While these tools have exceptional potential, they can be even better when coupled with the wisdom of the infosec community and security analysts making high-quality decisions. Most experts will consider there to be a significant risk when true malware is classified as a false positive, but I realized there is also great concern with benign objects being classified as malware.
In the latter case, the result is that the object is blacklisted on all endpoints in scope. If the analyst gets it wrong, they could potentially blacklist something that could cause business interruption – such as a home-grown application needed for a critical process. But if the object is pervasive throughout most of your endpoints, this error can be catastrophic on a large scale.
Recognition of this led me to come up with a concept I named Guard Rails, which was submitted to our SentinelOne account management team and ended up on their roadmap. And now, a few months later, the feature is in the product and being used!
Guard Rails uses data that is already resident in the SentinelOne platform. We can query Network history to see how many other endpoints across the scopes have seen a similar alert. In addition, SentinelOne now has a ‘hunt now’ pivot button that allows you to see the potential impact of adding something to an exclusion list (aka “blacklist”).
This is quite simple, but crucial, data. For example, if an object hash is found 15 times on three devices, we can infer that a mitigation action will have a lower operational risk than another hash which is found 1,563 times on 1,560 endpoints. In the latter scenario, the analyst will immediately know that if he excludes that object it is going to impact a large number of systems. If the object is indeed malicious then that is what we need to do, but the impact assessment offered by Guard Rails gives the analyst pause to better understand and research the object and associated events. By providing this simple calculation using existing data we can guide the analyst to make better quality decisions.
SentinelOne is also integrating another Guard Rail directly in the analyst workflow when adding a hash to the blacklist, and even on counter cases when the analyst excludes an application.
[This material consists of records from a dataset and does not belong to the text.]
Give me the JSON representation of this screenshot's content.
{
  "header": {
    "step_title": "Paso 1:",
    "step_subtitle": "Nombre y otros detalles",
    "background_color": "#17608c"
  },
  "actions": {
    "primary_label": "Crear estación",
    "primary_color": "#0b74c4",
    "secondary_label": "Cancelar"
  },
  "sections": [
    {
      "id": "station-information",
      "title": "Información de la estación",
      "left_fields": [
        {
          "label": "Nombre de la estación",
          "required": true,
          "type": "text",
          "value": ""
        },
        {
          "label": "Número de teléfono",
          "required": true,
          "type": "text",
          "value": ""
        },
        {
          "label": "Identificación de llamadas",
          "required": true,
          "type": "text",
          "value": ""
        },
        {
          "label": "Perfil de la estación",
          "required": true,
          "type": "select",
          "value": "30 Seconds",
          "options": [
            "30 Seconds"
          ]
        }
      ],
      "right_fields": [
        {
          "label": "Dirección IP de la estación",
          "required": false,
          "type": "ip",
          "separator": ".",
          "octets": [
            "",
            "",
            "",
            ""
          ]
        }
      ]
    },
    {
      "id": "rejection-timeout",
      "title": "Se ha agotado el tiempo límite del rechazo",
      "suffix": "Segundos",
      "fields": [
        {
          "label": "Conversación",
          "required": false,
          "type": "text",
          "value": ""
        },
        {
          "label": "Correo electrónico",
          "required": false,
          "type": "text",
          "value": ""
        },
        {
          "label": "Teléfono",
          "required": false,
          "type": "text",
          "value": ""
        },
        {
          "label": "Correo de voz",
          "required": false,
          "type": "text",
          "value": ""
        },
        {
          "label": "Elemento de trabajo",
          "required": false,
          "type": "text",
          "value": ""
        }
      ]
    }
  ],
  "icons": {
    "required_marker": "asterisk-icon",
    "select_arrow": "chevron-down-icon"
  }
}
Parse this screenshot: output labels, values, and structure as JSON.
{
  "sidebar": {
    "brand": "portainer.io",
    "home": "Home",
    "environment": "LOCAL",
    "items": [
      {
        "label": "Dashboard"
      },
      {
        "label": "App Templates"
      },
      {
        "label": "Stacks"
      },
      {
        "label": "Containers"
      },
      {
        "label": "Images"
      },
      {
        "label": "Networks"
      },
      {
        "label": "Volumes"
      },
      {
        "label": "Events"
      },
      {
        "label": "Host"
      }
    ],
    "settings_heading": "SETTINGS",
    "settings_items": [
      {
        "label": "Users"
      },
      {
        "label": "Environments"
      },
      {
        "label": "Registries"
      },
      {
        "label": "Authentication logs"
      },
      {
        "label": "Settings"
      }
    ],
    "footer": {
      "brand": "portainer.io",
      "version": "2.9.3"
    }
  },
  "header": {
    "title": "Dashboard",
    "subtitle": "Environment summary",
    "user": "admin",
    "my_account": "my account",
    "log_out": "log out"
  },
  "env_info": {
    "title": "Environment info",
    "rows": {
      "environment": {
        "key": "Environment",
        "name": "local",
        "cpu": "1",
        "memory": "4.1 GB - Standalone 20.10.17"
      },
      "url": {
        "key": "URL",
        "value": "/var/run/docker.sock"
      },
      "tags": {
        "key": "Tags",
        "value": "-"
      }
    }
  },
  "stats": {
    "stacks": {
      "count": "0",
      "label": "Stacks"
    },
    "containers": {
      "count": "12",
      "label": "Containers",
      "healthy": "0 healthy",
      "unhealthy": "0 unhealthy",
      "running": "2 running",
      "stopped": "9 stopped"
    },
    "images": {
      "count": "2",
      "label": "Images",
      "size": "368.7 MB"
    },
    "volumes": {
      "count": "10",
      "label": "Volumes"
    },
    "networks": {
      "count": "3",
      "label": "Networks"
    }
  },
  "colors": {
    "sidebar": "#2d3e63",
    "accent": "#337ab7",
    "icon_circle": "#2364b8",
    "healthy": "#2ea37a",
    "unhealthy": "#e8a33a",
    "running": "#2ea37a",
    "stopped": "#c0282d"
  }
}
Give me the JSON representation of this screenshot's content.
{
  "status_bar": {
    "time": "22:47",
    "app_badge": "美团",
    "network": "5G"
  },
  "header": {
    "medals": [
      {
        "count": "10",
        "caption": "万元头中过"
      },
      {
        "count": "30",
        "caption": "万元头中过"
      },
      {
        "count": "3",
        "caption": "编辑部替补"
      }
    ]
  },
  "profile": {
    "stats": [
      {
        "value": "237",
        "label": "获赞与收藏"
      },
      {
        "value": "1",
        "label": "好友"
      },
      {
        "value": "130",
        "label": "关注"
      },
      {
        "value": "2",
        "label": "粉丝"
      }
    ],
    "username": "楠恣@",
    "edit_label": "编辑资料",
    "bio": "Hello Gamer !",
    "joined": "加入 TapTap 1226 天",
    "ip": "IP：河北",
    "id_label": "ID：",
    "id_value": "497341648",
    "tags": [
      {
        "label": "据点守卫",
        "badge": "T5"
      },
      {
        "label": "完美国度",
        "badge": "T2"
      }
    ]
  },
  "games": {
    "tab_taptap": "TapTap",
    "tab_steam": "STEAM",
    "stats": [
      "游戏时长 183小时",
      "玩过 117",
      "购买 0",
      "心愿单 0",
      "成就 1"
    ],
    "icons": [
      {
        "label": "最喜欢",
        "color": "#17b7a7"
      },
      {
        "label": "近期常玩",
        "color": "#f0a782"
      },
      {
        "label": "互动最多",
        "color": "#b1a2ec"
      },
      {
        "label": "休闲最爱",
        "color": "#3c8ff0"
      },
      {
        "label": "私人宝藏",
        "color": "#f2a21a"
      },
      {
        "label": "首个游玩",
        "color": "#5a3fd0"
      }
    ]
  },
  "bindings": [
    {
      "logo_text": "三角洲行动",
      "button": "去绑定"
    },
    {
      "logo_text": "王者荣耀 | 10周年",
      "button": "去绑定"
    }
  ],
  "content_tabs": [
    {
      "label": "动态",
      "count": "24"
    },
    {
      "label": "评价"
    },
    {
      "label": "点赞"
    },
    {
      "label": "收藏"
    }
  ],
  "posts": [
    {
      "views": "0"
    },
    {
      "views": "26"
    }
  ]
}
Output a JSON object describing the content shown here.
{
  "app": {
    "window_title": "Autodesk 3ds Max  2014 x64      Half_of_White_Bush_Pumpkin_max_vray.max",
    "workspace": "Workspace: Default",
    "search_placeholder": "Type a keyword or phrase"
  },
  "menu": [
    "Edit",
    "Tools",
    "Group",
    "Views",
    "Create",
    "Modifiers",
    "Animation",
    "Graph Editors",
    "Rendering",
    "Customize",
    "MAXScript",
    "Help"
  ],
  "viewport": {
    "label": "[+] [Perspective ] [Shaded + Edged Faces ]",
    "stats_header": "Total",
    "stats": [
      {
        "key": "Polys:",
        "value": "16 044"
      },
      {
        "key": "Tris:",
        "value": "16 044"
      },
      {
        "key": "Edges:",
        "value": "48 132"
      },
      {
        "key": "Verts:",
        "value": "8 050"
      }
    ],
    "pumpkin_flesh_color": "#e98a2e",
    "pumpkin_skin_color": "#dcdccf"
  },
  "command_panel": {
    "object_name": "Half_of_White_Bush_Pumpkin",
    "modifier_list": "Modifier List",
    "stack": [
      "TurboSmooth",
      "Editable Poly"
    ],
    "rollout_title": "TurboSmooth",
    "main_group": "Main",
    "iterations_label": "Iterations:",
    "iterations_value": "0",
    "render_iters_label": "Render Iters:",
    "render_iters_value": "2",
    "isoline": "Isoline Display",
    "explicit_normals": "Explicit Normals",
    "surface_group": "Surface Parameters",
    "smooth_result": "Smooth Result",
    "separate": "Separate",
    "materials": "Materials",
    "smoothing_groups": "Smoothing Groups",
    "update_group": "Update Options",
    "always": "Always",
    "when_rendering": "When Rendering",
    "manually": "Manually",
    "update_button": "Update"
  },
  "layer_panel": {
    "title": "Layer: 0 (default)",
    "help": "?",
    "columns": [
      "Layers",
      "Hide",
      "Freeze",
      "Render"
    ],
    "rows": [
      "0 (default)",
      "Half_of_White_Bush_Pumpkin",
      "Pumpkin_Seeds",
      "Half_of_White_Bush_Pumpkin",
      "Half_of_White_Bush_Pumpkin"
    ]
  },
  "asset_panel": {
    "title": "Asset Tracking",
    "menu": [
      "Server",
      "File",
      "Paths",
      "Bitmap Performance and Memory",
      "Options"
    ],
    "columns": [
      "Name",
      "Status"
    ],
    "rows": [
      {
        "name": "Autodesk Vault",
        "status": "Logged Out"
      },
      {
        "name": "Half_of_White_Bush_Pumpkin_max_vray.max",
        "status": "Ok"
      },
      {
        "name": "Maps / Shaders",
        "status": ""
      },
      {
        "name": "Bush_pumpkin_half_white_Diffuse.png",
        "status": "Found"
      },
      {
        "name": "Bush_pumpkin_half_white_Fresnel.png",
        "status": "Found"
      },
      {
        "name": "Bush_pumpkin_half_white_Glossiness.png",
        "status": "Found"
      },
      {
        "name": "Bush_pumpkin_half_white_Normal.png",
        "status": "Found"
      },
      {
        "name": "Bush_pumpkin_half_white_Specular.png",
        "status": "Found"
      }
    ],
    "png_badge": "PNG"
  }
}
Right there when the analyst is about to take action, they can pivot to either the threat list associated with that hash or to Deep Visibility to query the hash or path. This way the analyst can understand the potential impact of the action, before applying it.
I truly believe that Information Security is a team sport. Because of that mantra, an additional road mapped feature includes a crowdsourcing element to further enrich information for the analyst. And it does not end there; by using already-available data, SentinelOne can provide aggregate (non-identified) information from the larger SentinelOne customer base to provide information like:
- Are other SentinelOne customers also seeing this threat?
- How many have taken mitigation actions on the object?
This will definitely help analysts increase the confidence level in actions they take.
We are fighting a war…every day. We need good tools to help cybersecurity operators make better and faster decisions, augmented and enhanced by the artificial intelligence capabilities like you’ll find in SentinelOne. As an industry, we also need to help one another out and be allies in this war so that together we can be successful. Over the past 6-12 months, I have witnessed an increase in this type of collaboration between companies, trade groups, and law enforcement. I believe that is the right path, and it is working. I’d like to thank SentinelOne for listening to my idea, building upon it, and quickly deploying it to the product.